Fehler ausgelesen: Drallklappenstellmotor! Nun hatte ich mir extra das Baujahr 2009 gekauft, weil der die Drallklappenkrankheit nicht mehr haben sollte! Nun das! Es war klar: nur der Motor ist es nicht, das Gestänge war heil und saß richtig, aber die Klappen gingen nicht mehr richtig. Also: neue Ansaugbrücke, neuen Stellmotor, neuer Rippenriemen mit Spannrolle und Wasserpumpe und -weil sie Geräusche machte auch die Keilriemenrolle die die Lichtmaschine treibt. Wenn schon, denn schon!

Jetzt war aber alles zeitlich etwas eng geworden, weil wir nach Spanien fahren wollten und alles schon organisiert war. Oh Wunder! Am Abend vor der geplanten Abfahrt sagte mein Werkstattchef die erlösenden Worte „Du kannst dein Auto abholen, alles fertig!“ Dann am nächsten Morgen ab auf die Piste? Ich gestehe, ich bin abends heimlich noch mal los um zu testen, ob wirklich alles geht! Wie erhofft war aber alles prima, ich konnte beruhigt schlafen und am nächsten Morgen einpacken und los. In Luxemburg mal richtig volltanken (Wo bekommt man sonst noch einen Liter Diesel für einen Euro?), Bordcomputer und Tageszähler reset, Tempomat an und weiter auf die lange Strecke. Da kann man den SAAB richtig genießen, er schnurrt bei 115 bzw. 135 (je nach Begrenzung, ich gebe immer 5 km/h dazu) gen Süden.

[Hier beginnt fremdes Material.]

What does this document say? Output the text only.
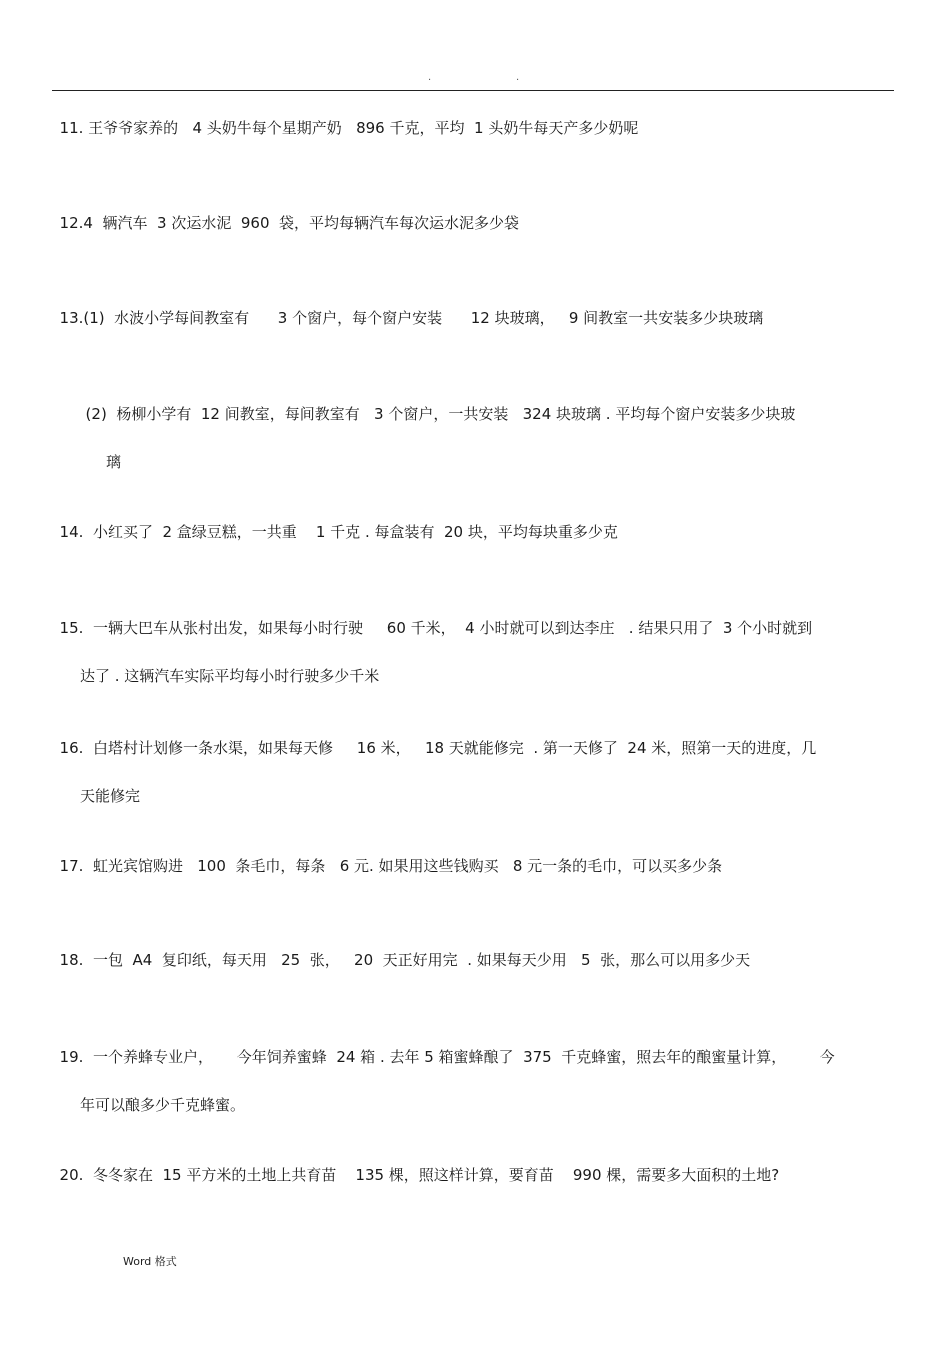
.	.

11. 王爷爷家养的   4 头奶牛每个星期产奶   896 千克，平均  1 头奶牛每天产多少奶呢

12.4  辆汽车  3 次运水泥  960  袋，平均每辆汽车每次运水泥多少袋

13.(1)  水波小学每间教室有      3 个窗户，每个窗户安装      12 块玻璃，   9 间教室一共安装多少块玻璃

(2)  杨柳小学有  12 间教室，每间教室有   3 个窗户，一共安装   324 块玻璃 . 平均每个窗户安装多少块玻

璃

14.  小红买了  2 盒绿豆糕，一共重    1 千克 . 每盒装有  20 块，平均每块重多少克

15.  一辆大巴车从张村出发，如果每小时行驶     60 千米，  4 小时就可以到达李庄   . 结果只用了  3 个小时就到

达了 . 这辆汽车实际平均每小时行驶多少千米

16.  白塔村计划修一条水渠，如果每天修     16 米，   18 天就能修完  . 第一天修了  24 米，照第一天的进度，几

天能修完

17.  虹光宾馆购进   100  条毛巾，每条   6 元. 如果用这些钱购买   8 元一条的毛巾，可以买多少条

18.  一包  A4  复印纸，每天用   25  张，   20  天正好用完  . 如果每天少用   5  张，那么可以用多少天

19.  一个养蜂专业户，     今年饲养蜜蜂  24 箱 . 去年 5 箱蜜蜂酿了  375  千克蜂蜜，照去年的酿蜜量计算，       今

年可以酿多少千克蜂蜜。

20.  冬冬家在  15 平方米的土地上共育苗    135 棵，照这样计算，要育苗    990 棵，需要多大面积的土地?

Word 格式
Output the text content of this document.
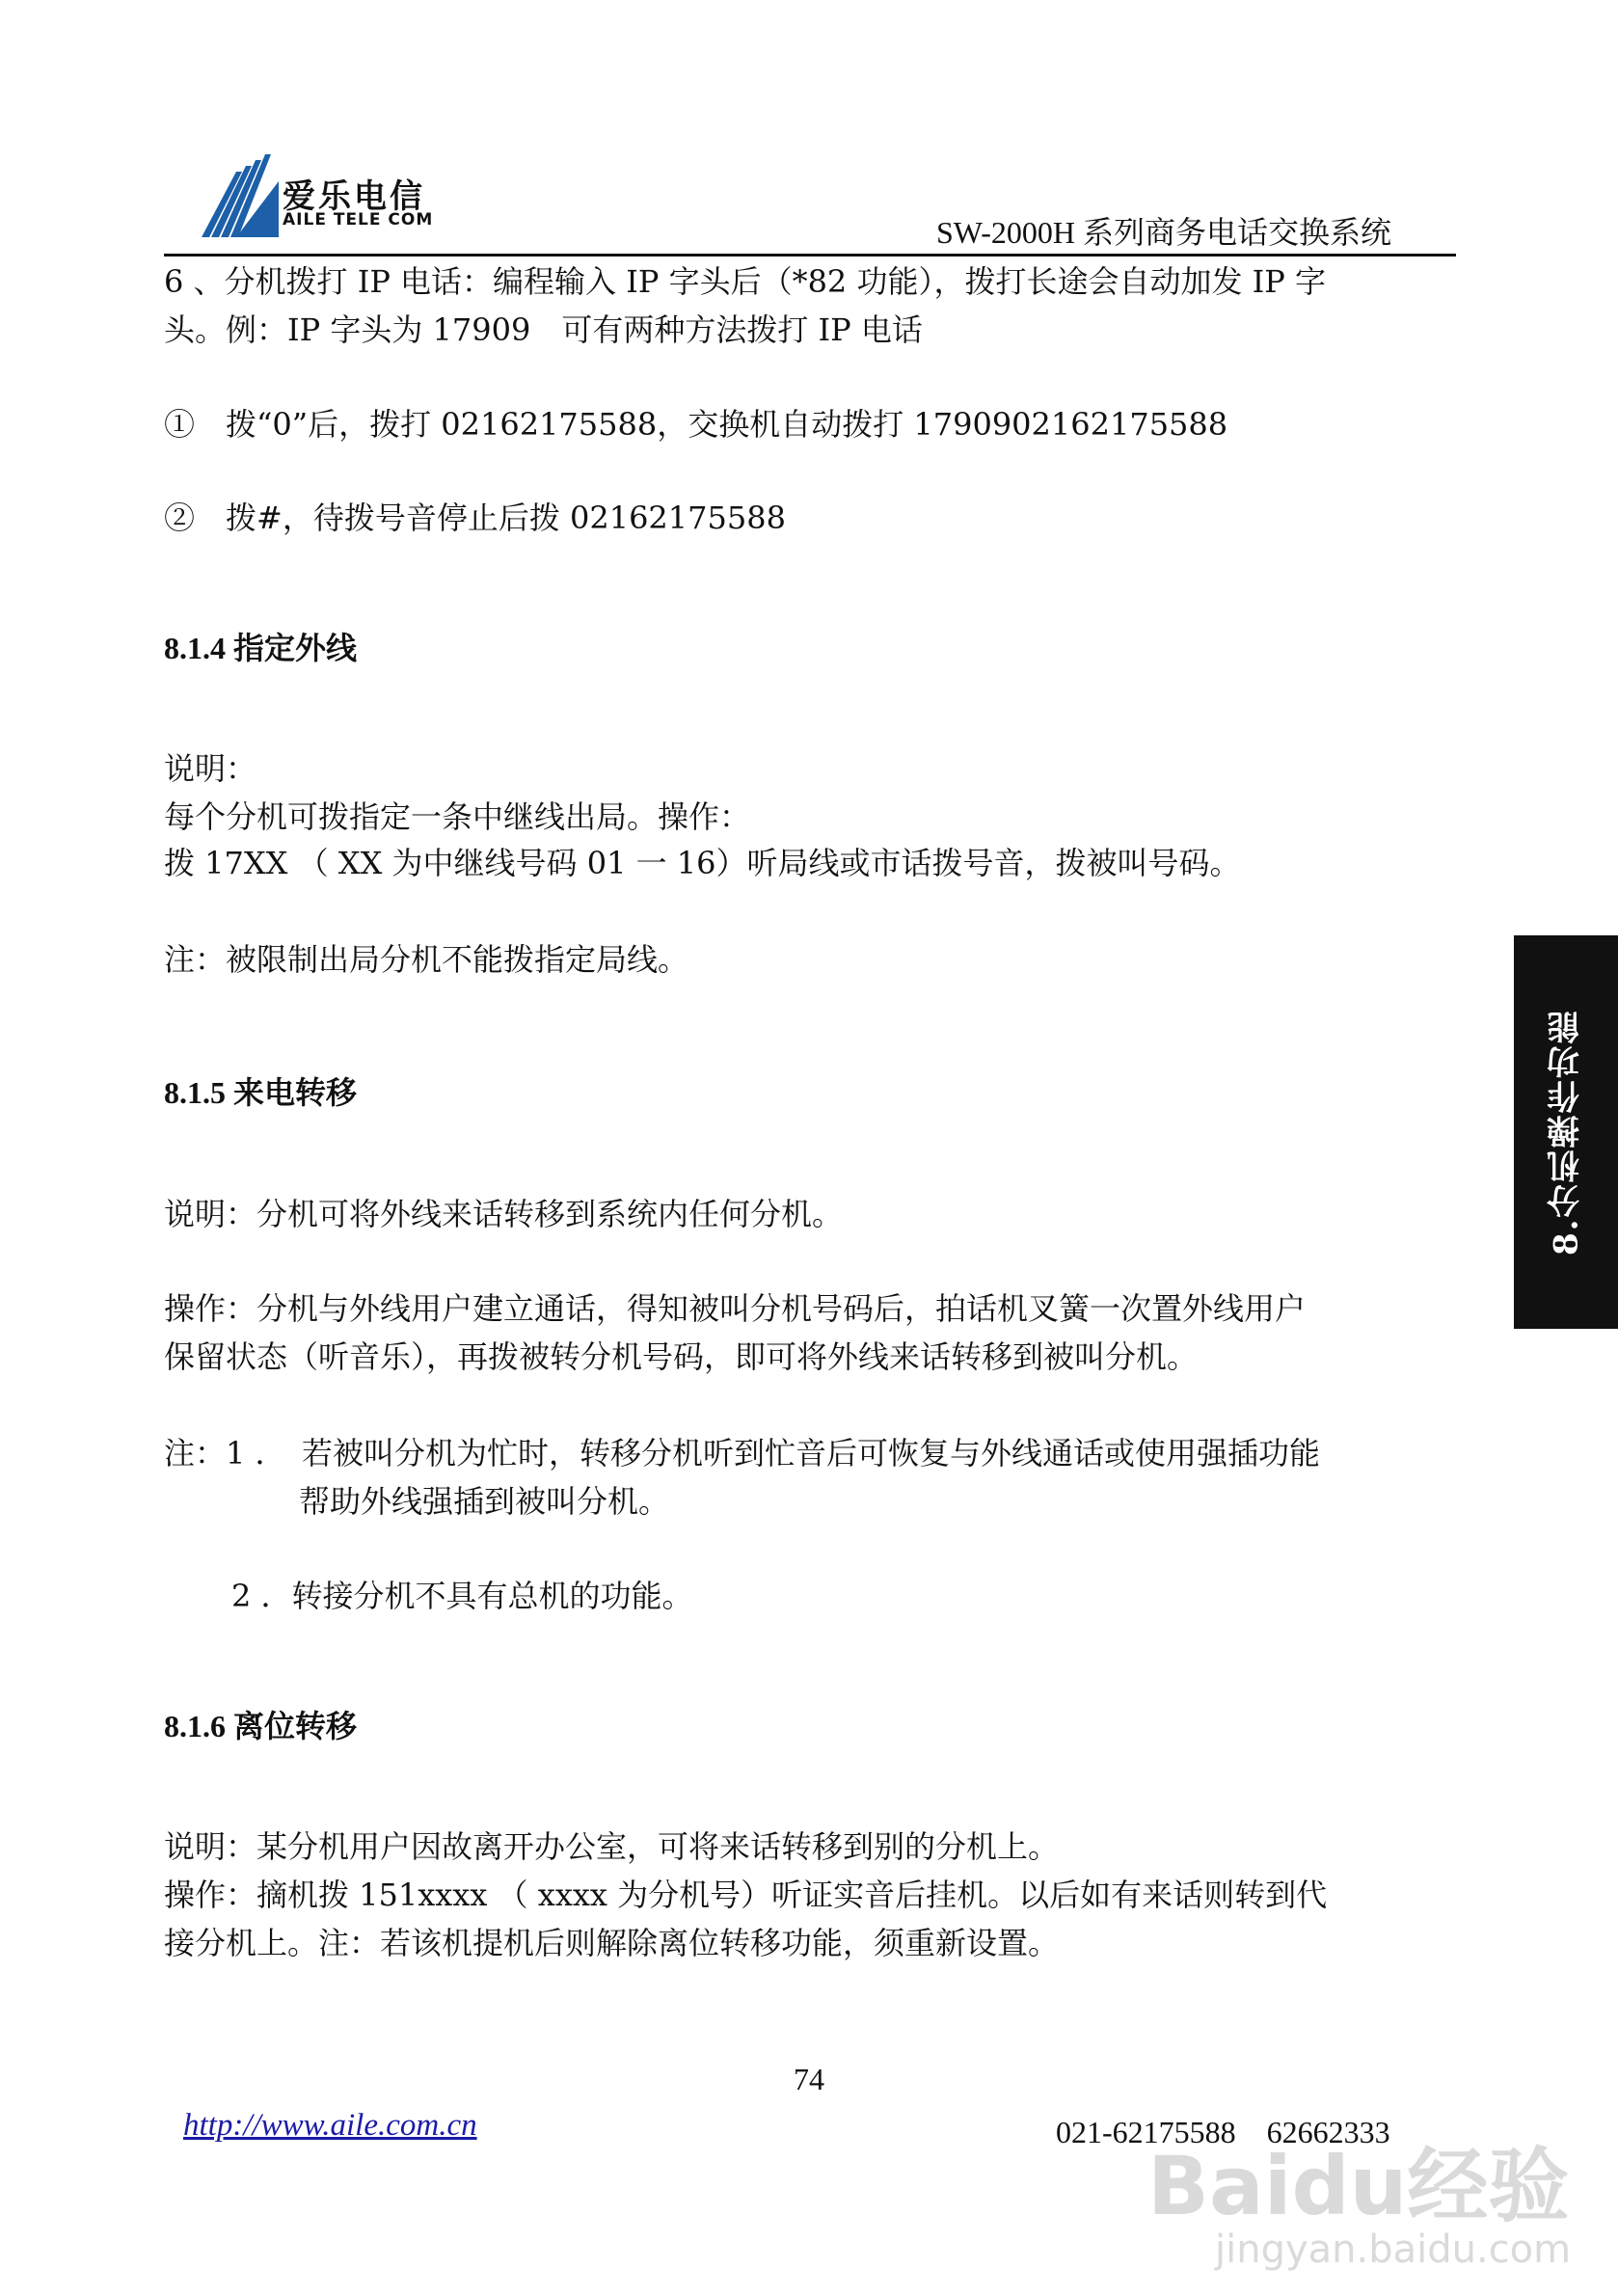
爱乐电信
AILE TELE COM	SW-2000H 系列商务电话交换系统

6 、分机拨打 IP 电话：编程输入 IP 字头后（*82 功能），拨打长途会自动加发 IP 字

头。例：IP 字头为 17909　可有两种方法拨打 IP 电话

①　拨“0”后，拨打 02162175588，交换机自动拨打 1790902162175588

②　拨#，待拨号音停止后拨 02162175588

8.1.4 指定外线

说明：

每个分机可拨指定一条中继线出局。操作：

拨 17XX （ XX 为中继线号码 01 一 16）听局线或市话拨号音，拨被叫号码。

注：被限制出局分机不能拨指定局线。

8.1.5 来电转移

说明：分机可将外线来话转移到系统内任何分机。

操作：分机与外线用户建立通话，得知被叫分机号码后，拍话机叉簧一次置外线用户

保留状态（听音乐），再拨被转分机号码，即可将外线来话转移到被叫分机。

注：1 ． 若被叫分机为忙时，转移分机听到忙音后可恢复与外线通话或使用强插功能
帮助外线强插到被叫分机。
2 ．转接分机不具有总机的功能。
8.1.6 离位转移

说明：某分机用户因故离开办公室，可将来话转移到别的分机上。

操作：摘机拨 151xxxx （ xxxx 为分机号）听证实音后挂机。以后如有来话则转到代

接分机上。注：若该机提机后则解除离位转移功能，须重新设置。

8.分机操作功能
74
http://www.aile.com.cn	021-62175588　62662333
Baidu经验
jingyan.baidu.com
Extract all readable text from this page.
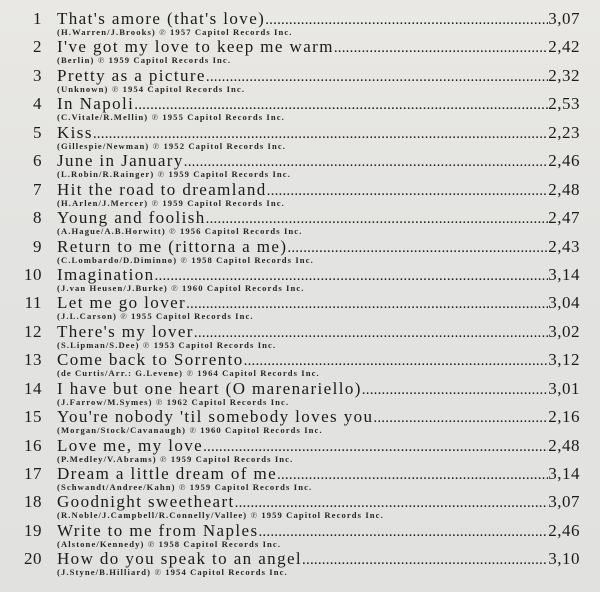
1 That's amore (that's love) .....	3,07
(H.Warren/J.Brooks) ℗ 1957 Capitol Records Inc.
2 I've got my love to keep me warm .....	2,42
(Berlin) ℗ 1959 Capitol Records Inc.
3 Pretty as a picture .....	2,32
(Unknown) ℗ 1954 Capitol Records Inc.
4 In Napoli .....	2,53
(C.Vitale/R.Mellin) ℗ 1955 Capitol Records Inc.
5 Kiss .....	2,23
(Gillespie/Newman) ℗ 1952 Capitol Records Inc.
6 June in January .....	2,46
(L.Robin/R.Rainger) ℗ 1959 Capitol Records Inc.
7 Hit the road to dreamland .....	2,48
(H.Arlen/J.Mercer) ℗ 1959 Capitol Records Inc.
8 Young and foolish .....	2,47
(A.Hague/A.B.Horwitt) ℗ 1956 Capitol Records Inc.
9 Return to me (rittorna a me) .....	2,43
(C.Lombardo/D.Diminno) ℗ 1958 Capitol Records Inc.
10 Imagination .....	3,14
(J.van Heusen/J.Burke) ℗ 1960 Capitol Records Inc.
11 Let me go lover .....	3,04
(J.L.Carson) ℗ 1955 Capitol Records Inc.
12 There's my lover .....	3,02
(S.Lipman/S.Dee) ℗ 1953 Capitol Records Inc.
13 Come back to Sorrento .....	3,12
(de Curtis/Arr.: G.Levene) ℗ 1964 Capitol Records Inc.
14 I have but one heart (O marenariello) .....	3,01
(J.Farrow/M.Symes) ℗ 1962 Capitol Records Inc.
15 You're nobody 'til somebody loves you .....	2,16
(Morgan/Stock/Cavanaugh) ℗ 1960 Capitol Records Inc.
16 Love me, my love .....	2,48
(P.Medley/V.Abrams) ℗ 1959 Capitol Records Inc.
17 Dream a little dream of me .....	3,14
(Schwandt/Andree/Kahn) ℗ 1959 Capitol Records Inc.
18 Goodnight sweetheart .....	3,07
(R.Noble/J.Campbell/R.Connelly/Vallee) ℗ 1959 Capitol Records Inc.
19 Write to me from Naples .....	2,46
(Alstone/Kennedy) ℗ 1958 Capitol Records Inc.
20 How do you speak to an angel .....	3,10
(J.Styne/B.Hilliard) ℗ 1954 Capitol Records Inc.
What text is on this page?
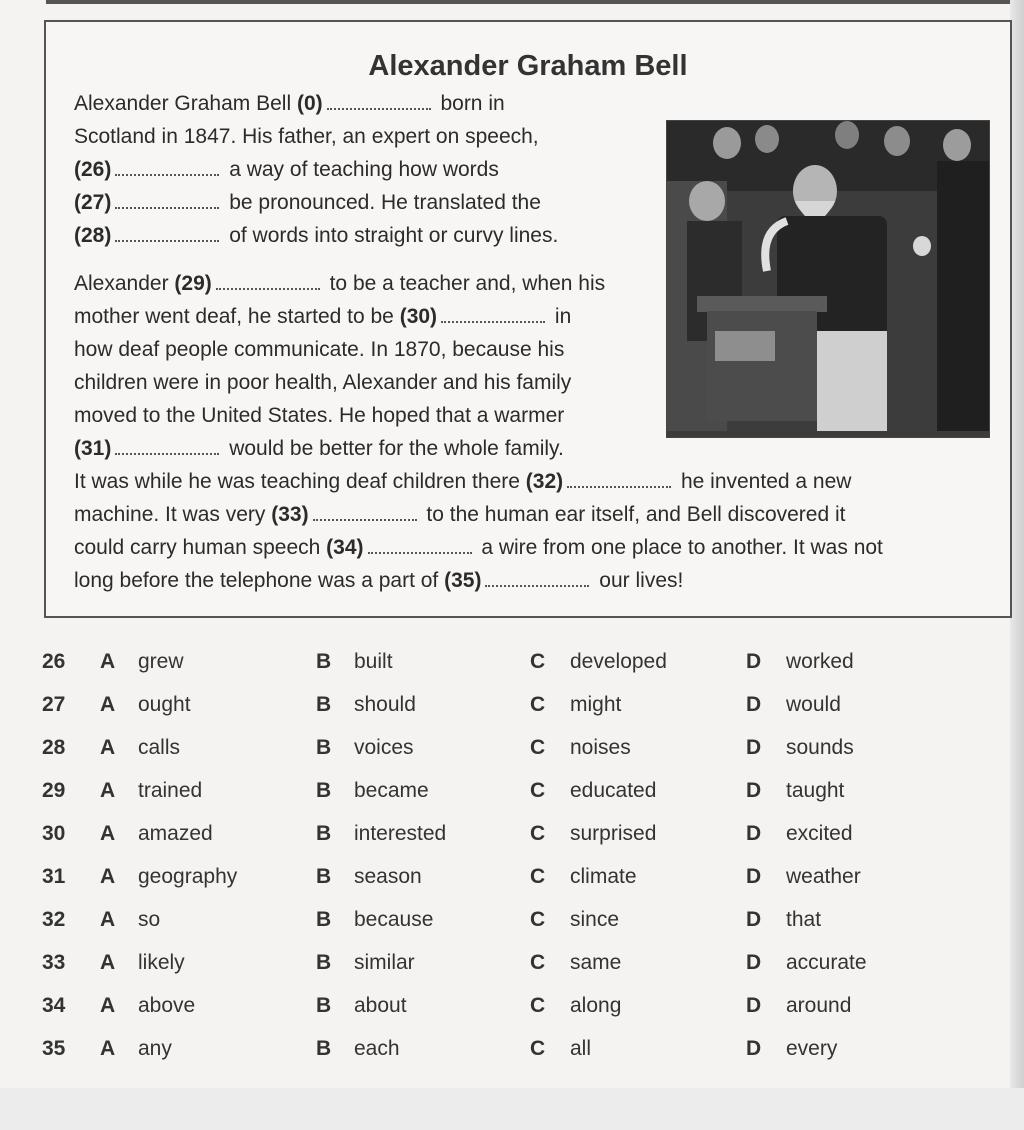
Alexander Graham Bell
Alexander Graham Bell (0)	born in
Scotland in 1847. His father, an expert on speech,
(26)	a way of teaching how words
(27)	be pronounced. He translated the
(28)	of words into straight or curvy lines.
Alexander (29)	to be a teacher and, when his
mother went deaf, he started to be (30)	in
how deaf people communicate. In 1870, because his
children were in poor health, Alexander and his family
moved to the United States. He hoped that a warmer
(31)	would be better for the whole family.
It was while he was teaching deaf children there (32)	he invented a new
machine. It was very (33)	to the human ear itself, and Bell discovered it
could carry human speech (34)	a wire from one place to another. It was not
long before the telephone was a part of (35)	our lives!
26 A grew	B built	C developed	D worked
27 A ought	B should	C might	D would
28 A calls	B voices	C noises	D sounds
29 A trained	B became	C educated	D taught
30 A amazed	B interested	C surprised	D excited
31 A geography	B season	C climate	D weather
32 A so	B because	C since	D that
33 A likely	B similar	C same	D accurate
34 A above	B about	C along	D around
35 A any	B each	C all	D every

Die Temperaturen steigen dabei von 10 Grad auf 24 Grad und sind abends bei 19 Grad. Ohne Temperaturanzeige würden wir das gar nicht merken, die Klimaanlage temperiert perfekt! Der Dieselverbrauch pendelt sich bei 6,1 l ein, unglaublich! Schließlich ist nicht nur das Auto schwer, sondern auch gut beladen. Nervig wird es Abends auf der „Route de Soleil“ hinter Lyon.

Den Freitag-Abend-Heimkehrer-Franzosen sind meine 135 km/h links nicht schnell genug, rechts sind die LKWs und in der Mitte die, die schlecht sehen, bergauf zu wenig PS haben oder es einfach sehr gemächlich angehen lassen. Ich glaube, ich bin noch nie so oft von hinten (schon aus großer Entfernung) angeblinkt worden! Also passe ich meine Geschwindigkeit etwas nach oben an (nach unten ginge auch, meint meine Frau, die Gute) und verlasse mich drauf, dass die vor mir schon wissen, was sie tun.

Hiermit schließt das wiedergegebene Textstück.